Após três dias buscando
atendimento médico para o tio, Noeli afirmou que seu parente foi encaminhado
para casa. “Tentamos usar o aplicativo Atende em Casa, mas não conseguimos. Lá
dentro, meu tio disse que só recebeu soro e uma medicação para voltar para
casa. Vamos ter que tirar dinheiro não sei de onde para buscar um hospital
particular”, disse a tosadora.

UPA
da Imbiribeira, no Recife, com fila do lado de fora para atendimento de casos
suspeitos de Covid-19 nesta quinta (30) — Foto: Reprodução/TV Globo
Nesta quinta (30), a UPA da
Imbiribeira recebeu a diarista Cleonice Maria da Silva e o marido dela, Tiago Silva,
ambos de 34 anos. O esposo de Cleonice precisou ficar do lado de fora da
unidade, aguardando em uma fila. O casal chegou às 9h e, por volta das 12h,
Tiago ainda não havia sido atendido.
"Ele está sentindo dor de
cabeça, diarreia e 39 de febre. O atendimento está péssimo. Está muito cheio,
não tem médico. A gente vê a situação de tanta gente morrendo, enterrando como
indigente, e às vezes eu não consigo dormir", contou.
Profissionais
afastados
Com 1.649 profissionais de
saúdes que tiveram diagnóstico de Covid-19 até a
quarta-feira (29), o governo do estado criou uma central de atendimento
psicossocial que iniciou funcionamento nesta quinta (30). O Acolhe SES é uma central de
teleatendimento para tratar profissionais da linha de
frente e familiares de servidores doentes sobre conflitos emocionais e
ansiedade.
O atendimento é gratuito, feito
pelo número 0800 081 4100. As ligações podem ser feitas de segunda a sábado,
das 7h às 19h.
Secretaria
responde denúncias
Por meio de nota, a Secretaria
Estadual de Saúde (SES) informou que o atendimento nas UPAs funciona por meio
do Acolhimento com Classificação de Risco, sistema criado para "garantir
um atendimento mais rápido e resolutivo, priorizando os casos mais graves. Quem
chega às UPAs é visto, inicialmente, por um profissional de enfermagem. As
situações de alta complexidade, onde há risco à vida do paciente, são
encaminhadas aos médicos de imediato", diz o texto.

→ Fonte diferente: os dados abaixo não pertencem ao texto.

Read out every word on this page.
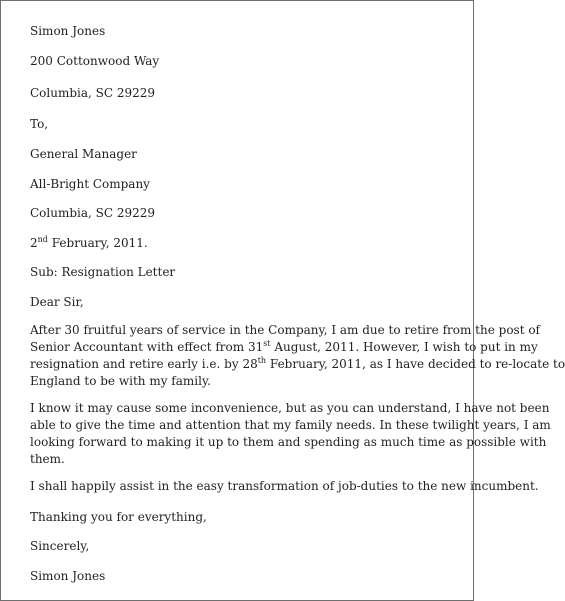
Simon Jones
200 Cottonwood Way
Columbia, SC 29229
To,
General Manager
All-Bright Company
Columbia, SC 29229
2nd February, 2011.
Sub: Resignation Letter
Dear Sir,
After 30 fruitful years of service in the Company, I am due to retire from the post of
Senior Accountant with effect from 31st August, 2011. However, I wish to put in my
resignation and retire early i.e. by 28th February, 2011, as I have decided to re-locate to
England to be with my family.
I know it may cause some inconvenience, but as you can understand, I have not been
able to give the time and attention that my family needs. In these twilight years, I am
looking forward to making it up to them and spending as much time as possible with
them.
I shall happily assist in the easy transformation of job-duties to the new incumbent.
Thanking you for everything,
Sincerely,
Simon Jones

Ainda de acordo com a secretaria,
"é normal o aparecimento das queixas, principalmente dos pacientes que
possuem classificação verde ou azul (casos de baixo risco), que são
encaminhados para unidades de saúde de menor complexidade, como postos de saúde
e policlínicas".
Diante do momento de pandemia, a
SES informou que vem dialogando junto aos municípios para que as secretarias
municipais desenvolvam as potencialidades de sua rede de atenção básica".
A Secretaria não deu resposta às
denúncias dos profissionais de saúde sobre falta de equipamentos e de estrutura
para atender os pacientes.
Coronavírus
em Pernambuco
Foram confirmados, nesta quinta-feira (30), 682
novos casos da Covid-19 em Pernambuco, além de 27 novos óbitos.
Com esses acréscimos, o estado contabiliza 6.876 pacientes com a doença, além
de 565 mortes provocadas pelo novo coronavírus. Também houve 121 registros de
cura, elevando o total de recuperados a 1.074.